Here is an interesting infographic about MOOCs: Massive Open Online Classes. I am a teacher myself, but I know that most of my students learn a lot from YouTube videos, where people explain how they play a certain song on their guitar or keyboard.
So, I jumped on the bandwagon and put some instruction videos online at a special vimeo-account. But it is not enough; my students still have to attend my lessons and pass their tests in my classroom.
I subscribed to the Stanford’s Artificial Intelligence Class, taught by Peter Norvig and Sebastian Thrun, and I finished the course with reasonable success – 74 %. Then I subscribed to other courses, but it is hard to create time to study as much as I should.
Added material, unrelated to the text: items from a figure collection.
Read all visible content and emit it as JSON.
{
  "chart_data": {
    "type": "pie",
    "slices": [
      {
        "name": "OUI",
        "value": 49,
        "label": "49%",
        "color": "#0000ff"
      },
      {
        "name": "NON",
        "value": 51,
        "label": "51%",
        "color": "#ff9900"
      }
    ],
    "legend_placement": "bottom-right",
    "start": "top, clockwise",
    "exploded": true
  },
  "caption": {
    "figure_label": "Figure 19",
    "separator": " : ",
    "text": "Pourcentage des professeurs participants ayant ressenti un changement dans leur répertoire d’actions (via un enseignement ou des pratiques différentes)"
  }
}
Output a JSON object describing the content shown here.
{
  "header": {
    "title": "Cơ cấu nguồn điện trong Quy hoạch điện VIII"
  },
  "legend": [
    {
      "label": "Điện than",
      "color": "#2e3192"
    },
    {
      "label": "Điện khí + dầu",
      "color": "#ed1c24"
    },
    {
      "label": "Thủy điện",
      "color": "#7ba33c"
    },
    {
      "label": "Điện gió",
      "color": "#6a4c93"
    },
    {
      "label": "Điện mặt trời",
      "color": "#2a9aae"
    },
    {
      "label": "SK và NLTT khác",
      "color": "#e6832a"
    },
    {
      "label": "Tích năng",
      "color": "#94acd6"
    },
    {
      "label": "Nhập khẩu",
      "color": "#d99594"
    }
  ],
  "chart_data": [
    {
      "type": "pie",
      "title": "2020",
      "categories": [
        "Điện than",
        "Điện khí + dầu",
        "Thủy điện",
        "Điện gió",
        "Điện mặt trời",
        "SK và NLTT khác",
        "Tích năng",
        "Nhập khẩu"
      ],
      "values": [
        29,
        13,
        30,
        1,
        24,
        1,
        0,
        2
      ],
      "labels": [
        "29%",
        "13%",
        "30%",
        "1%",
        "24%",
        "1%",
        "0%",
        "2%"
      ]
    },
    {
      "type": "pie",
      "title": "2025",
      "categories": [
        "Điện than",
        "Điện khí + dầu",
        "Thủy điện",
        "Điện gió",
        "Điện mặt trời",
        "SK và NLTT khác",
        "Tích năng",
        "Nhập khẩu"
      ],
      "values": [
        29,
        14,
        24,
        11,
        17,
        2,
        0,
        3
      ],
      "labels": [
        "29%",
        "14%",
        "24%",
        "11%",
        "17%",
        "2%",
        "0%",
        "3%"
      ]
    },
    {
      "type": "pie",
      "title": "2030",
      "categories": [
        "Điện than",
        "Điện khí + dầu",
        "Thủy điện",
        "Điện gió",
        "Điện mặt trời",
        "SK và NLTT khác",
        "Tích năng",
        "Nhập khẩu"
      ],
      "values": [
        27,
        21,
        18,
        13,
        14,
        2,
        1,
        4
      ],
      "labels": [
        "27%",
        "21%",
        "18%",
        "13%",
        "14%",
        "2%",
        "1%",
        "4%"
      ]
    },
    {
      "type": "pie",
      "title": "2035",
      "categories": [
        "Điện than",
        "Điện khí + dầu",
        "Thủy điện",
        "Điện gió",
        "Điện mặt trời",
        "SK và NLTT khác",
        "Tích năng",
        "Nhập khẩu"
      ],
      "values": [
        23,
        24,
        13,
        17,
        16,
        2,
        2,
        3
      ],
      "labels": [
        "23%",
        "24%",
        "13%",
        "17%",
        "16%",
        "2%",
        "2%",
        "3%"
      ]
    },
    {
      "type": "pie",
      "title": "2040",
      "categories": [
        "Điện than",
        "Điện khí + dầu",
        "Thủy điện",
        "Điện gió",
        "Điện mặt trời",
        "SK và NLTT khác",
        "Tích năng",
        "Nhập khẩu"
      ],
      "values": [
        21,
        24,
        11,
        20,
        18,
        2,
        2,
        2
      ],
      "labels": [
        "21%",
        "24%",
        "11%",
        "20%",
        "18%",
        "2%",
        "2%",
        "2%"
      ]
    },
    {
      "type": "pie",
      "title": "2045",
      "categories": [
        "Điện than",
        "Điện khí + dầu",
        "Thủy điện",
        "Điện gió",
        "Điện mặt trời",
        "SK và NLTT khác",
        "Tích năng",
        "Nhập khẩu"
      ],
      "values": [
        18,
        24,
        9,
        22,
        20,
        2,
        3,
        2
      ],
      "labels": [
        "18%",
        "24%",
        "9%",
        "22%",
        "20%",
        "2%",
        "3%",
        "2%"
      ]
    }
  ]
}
So: halfway my course Machine Learning by Andrew Ng at Coursera I had to quit. The good news however is that I can finish the course later, because the videos and the programming exercises are are still there (I’ve downloaded them to my computer). Of course I can’t earn points for it, but that doesn’t matter to me: it’s about learning. When you’re at my age you don’t need the competition to perform.:-)
Now I’m following Thrun’s “Introduction to Statistics” at Udacity. A lot of this stuff was already tackled at his AI-Class, and of course I learned the basics of statistics at Khan Academy. But the better part of this slow-paced course are the optional programming exercises. This is where I failed during Machine Learning, so I hope, when I’m a bit more experienced with coding, I can resume this course later.
For the next few months I signed up for the following courses: “Quantum Mechanics and Quantum Computation”, “Neuroethics”, “Introduction to Analytic Combinatorics, Part I” and “Probabilistic Graphical Models”. Will I find the time to complete all these courses? Having a family, a demanding job as a teacher, a lot of free-lance work as a musician and a self-made webmaster of over thirteen websites? Scalable Living might be the answer.
So, for me, MOOCs are great. The courses are free, so even if I succeed for only 50% I’ve learned and earned a lot more than when I give up in advance. I can choose my own time and my own pace. The only problem is: there are so many interesting courses, and you can’t have all the candy in the store. So, I’ll have to learn to confine myself – there is no online course for that.